Family Time

August 29, 2014

When my wife and I were raising two sons who participated in high school wrestling, we had two hopes before each large wrestling meet in which they participated. First, that they wouldn’t get hurt; and second, that they would win their last match of the day.

We didn’t care if that last match was for 7th, 5th, 3rd or 1st place. The ride home was just a lot brighter when the last match was a victory. We always struggled for the right words when the last match of the day was a loss.

So my wife and I found it especially interesting to read an article about Jeff Daniels published Aug. 7 in the Lansing State Journal that included this excerpt:

Daniels attributes some of his family’s closeness to life in Chelsea and traveling around Michigan to play hockey.

“I’m a big fan of soccer, however, we went hockey and never looked back,” he said. “Ben was 8, and Luke was 5 when they started in hockey in Ann Arbor. All those 5:45 a.m.’s on Yost Arena ice on Saturday and Sunday. All the way through the end of high school.

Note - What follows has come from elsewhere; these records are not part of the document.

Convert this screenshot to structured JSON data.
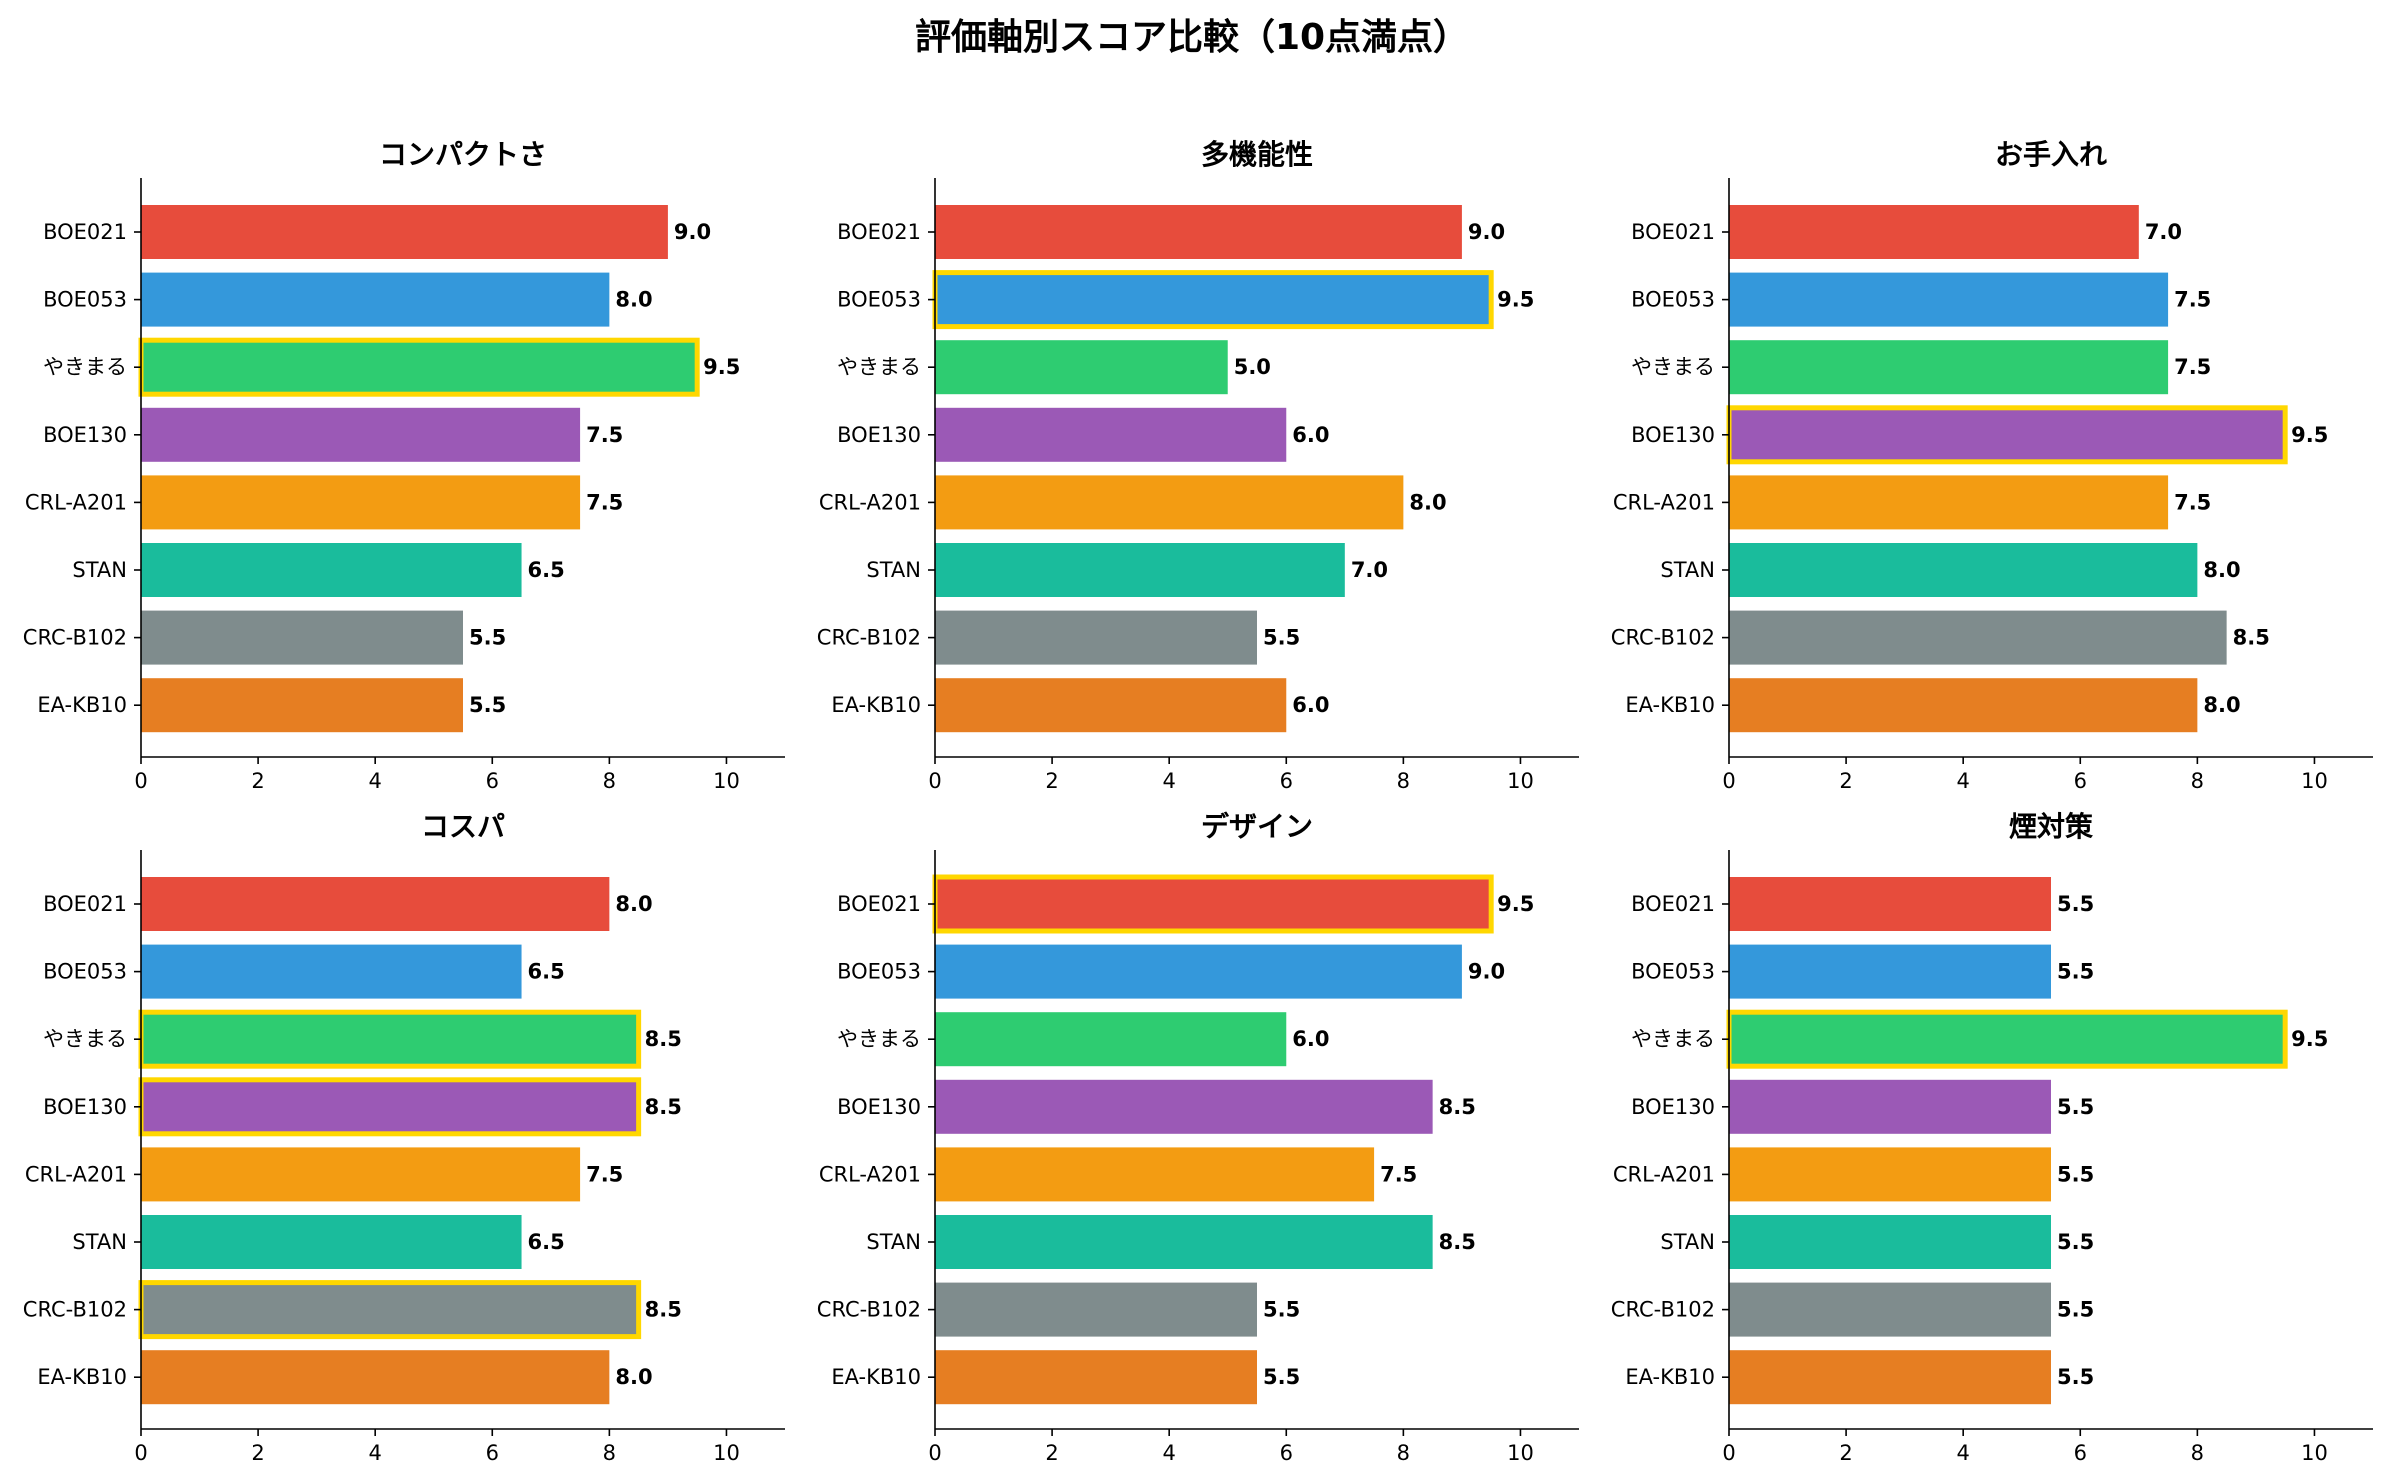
{
  "title": "評価軸別スコア比較（10点満点）",
  "chart_data": [
    {
      "type": "bar",
      "orientation": "horizontal",
      "title": "コンパクトさ",
      "categories": [
        "BOE021",
        "BOE053",
        "やきまる",
        "BOE130",
        "CRL-A201",
        "STAN",
        "CRC-B102",
        "EA-KB10"
      ],
      "values": [
        9.0,
        8.0,
        9.5,
        7.5,
        7.5,
        6.5,
        5.5,
        5.5
      ],
      "value_labels": [
        "9.0",
        "8.0",
        "9.5",
        "7.5",
        "7.5",
        "6.5",
        "5.5",
        "5.5"
      ],
      "highlighted": [
        "やきまる"
      ],
      "xlim": [
        0,
        11
      ],
      "xticks": [
        0,
        2,
        4,
        6,
        8,
        10
      ],
      "xtick_labels": [
        "0",
        "2",
        "4",
        "6",
        "8",
        "10"
      ],
      "grid": false
    },
    {
      "type": "bar",
      "orientation": "horizontal",
      "title": "多機能性",
      "categories": [
        "BOE021",
        "BOE053",
        "やきまる",
        "BOE130",
        "CRL-A201",
        "STAN",
        "CRC-B102",
        "EA-KB10"
      ],
      "values": [
        9.0,
        9.5,
        5.0,
        6.0,
        8.0,
        7.0,
        5.5,
        6.0
      ],
      "value_labels": [
        "9.0",
        "9.5",
        "5.0",
        "6.0",
        "8.0",
        "7.0",
        "5.5",
        "6.0"
      ],
      "highlighted": [
        "BOE053"
      ],
      "xlim": [
        0,
        11
      ],
      "xticks": [
        0,
        2,
        4,
        6,
        8,
        10
      ],
      "xtick_labels": [
        "0",
        "2",
        "4",
        "6",
        "8",
        "10"
      ],
      "grid": false
    },
    {
      "type": "bar",
      "orientation": "horizontal",
      "title": "お手入れ",
      "categories": [
        "BOE021",
        "BOE053",
        "やきまる",
        "BOE130",
        "CRL-A201",
        "STAN",
        "CRC-B102",
        "EA-KB10"
      ],
      "values": [
        7.0,
        7.5,
        7.5,
        9.5,
        7.5,
        8.0,
        8.5,
        8.0
      ],
      "value_labels": [
        "7.0",
        "7.5",
        "7.5",
        "9.5",
        "7.5",
        "8.0",
        "8.5",
        "8.0"
      ],
      "highlighted": [
        "BOE130"
      ],
      "xlim": [
        0,
        11
      ],
      "xticks": [
        0,
        2,
        4,
        6,
        8,
        10
      ],
      "xtick_labels": [
        "0",
        "2",
        "4",
        "6",
        "8",
        "10"
      ],
      "grid": false
    },
    {
      "type": "bar",
      "orientation": "horizontal",
      "title": "コスパ",
      "categories": [
        "BOE021",
        "BOE053",
        "やきまる",
        "BOE130",
        "CRL-A201",
        "STAN",
        "CRC-B102",
        "EA-KB10"
      ],
      "values": [
        8.0,
        6.5,
        8.5,
        8.5,
        7.5,
        6.5,
        8.5,
        8.0
      ],
      "value_labels": [
        "8.0",
        "6.5",
        "8.5",
        "8.5",
        "7.5",
        "6.5",
        "8.5",
        "8.0"
      ],
      "highlighted": [
        "やきまる",
        "BOE130",
        "CRC-B102"
      ],
      "xlim": [
        0,
        11
      ],
      "xticks": [
        0,
        2,
        4,
        6,
        8,
        10
      ],
      "xtick_labels": [
        "0",
        "2",
        "4",
        "6",
        "8",
        "10"
      ],
      "grid": false
    },
    {
      "type": "bar",
      "orientation": "horizontal",
      "title": "デザイン",
      "categories": [
        "BOE021",
        "BOE053",
        "やきまる",
        "BOE130",
        "CRL-A201",
        "STAN",
        "CRC-B102",
        "EA-KB10"
      ],
      "values": [
        9.5,
        9.0,
        6.0,
        8.5,
        7.5,
        8.5,
        5.5,
        5.5
      ],
      "value_labels": [
        "9.5",
        "9.0",
        "6.0",
        "8.5",
        "7.5",
        "8.5",
        "5.5",
        "5.5"
      ],
      "highlighted": [
        "BOE021"
      ],
      "xlim": [
        0,
        11
      ],
      "xticks": [
        0,
        2,
        4,
        6,
        8,
        10
      ],
      "xtick_labels": [
        "0",
        "2",
        "4",
        "6",
        "8",
        "10"
      ],
      "grid": false
    },
    {
      "type": "bar",
      "orientation": "horizontal",
      "title": "煙対策",
      "categories": [
        "BOE021",
        "BOE053",
        "やきまる",
        "BOE130",
        "CRL-A201",
        "STAN",
        "CRC-B102",
        "EA-KB10"
      ],
      "values": [
        5.5,
        5.5,
        9.5,
        5.5,
        5.5,
        5.5,
        5.5,
        5.5
      ],
      "value_labels": [
        "5.5",
        "5.5",
        "9.5",
        "5.5",
        "5.5",
        "5.5",
        "5.5",
        "5.5"
      ],
      "highlighted": [
        "やきまる"
      ],
      "xlim": [
        0,
        11
      ],
      "xticks": [
        0,
        2,
        4,
        6,
        8,
        10
      ],
      "xtick_labels": [
        "0",
        "2",
        "4",
        "6",
        "8",
        "10"
      ],
      "grid": false
    }
  ],
  "colors": {
    "BOE021": "#e74c3c",
    "BOE053": "#3498db",
    "やきまる": "#2ecc71",
    "BOE130": "#9b59b6",
    "CRL-A201": "#f39c12",
    "STAN": "#1abc9c",
    "CRC-B102": "#7f8c8d",
    "EA-KB10": "#e67e22",
    "highlight_border": "#ffd700"
  }
}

“I tell parents now, it’s not whether the kid excelled, it’s not, ‘Why didn’t you shoot instead of pass, ‘You’ve got to work on your slap shot.’ It’s not that,” he said.

“It’s the drive there and the drive back. And you talk about anything else except about the game. And we believe that the time we spent doing that, and not focusing on pounding your kid to be better at the next game when he’s 12 damn years old, is one reason we’re so close as a family when the kids are in their 20s.”

U.S. Soccer Gets a Red Card

March 9, 2012

My previous posting paid compliments to a non-school lacrosse organization which appears to share some of the same perspectives we have for young athletes.  Today I express an opposite opinion about U.S. Soccer which has created a “Development Academy” that has announced it is moving to a 10-month season beginning in the fall of 2012.

U.S. Soccer has declared that participants in the Development Academy are prohibited from playing on their local high school teams.  This has prompted criticism from high school coaches who in many parts of the country, including Michigan, will lose some of the more accomplished players to the Development Academy.

The academy’s design follows that of powerhouse soccer nations where, however, high school sports do not exist like they do in the United States, where high school students play on high school soccer teams during defined seasons of the year.

The design of the Development Academy and the exclusive participation that U.S. Soccer is promulgating violates the Amateur Sports Act of 1978, which requires national sport governing bodies to minimize conflicts with school and college programs.  I was involved in the preparation and passage of that law by the United States Congress; I know what it says and what it stands for.  U.S. Soccer is violating the spirit and specific language of the law.

The desire and drive of U.S. Soccer to have U.S. teams excel in international competition is admirable; but its violation of U.S. statutes in the process is deplorable.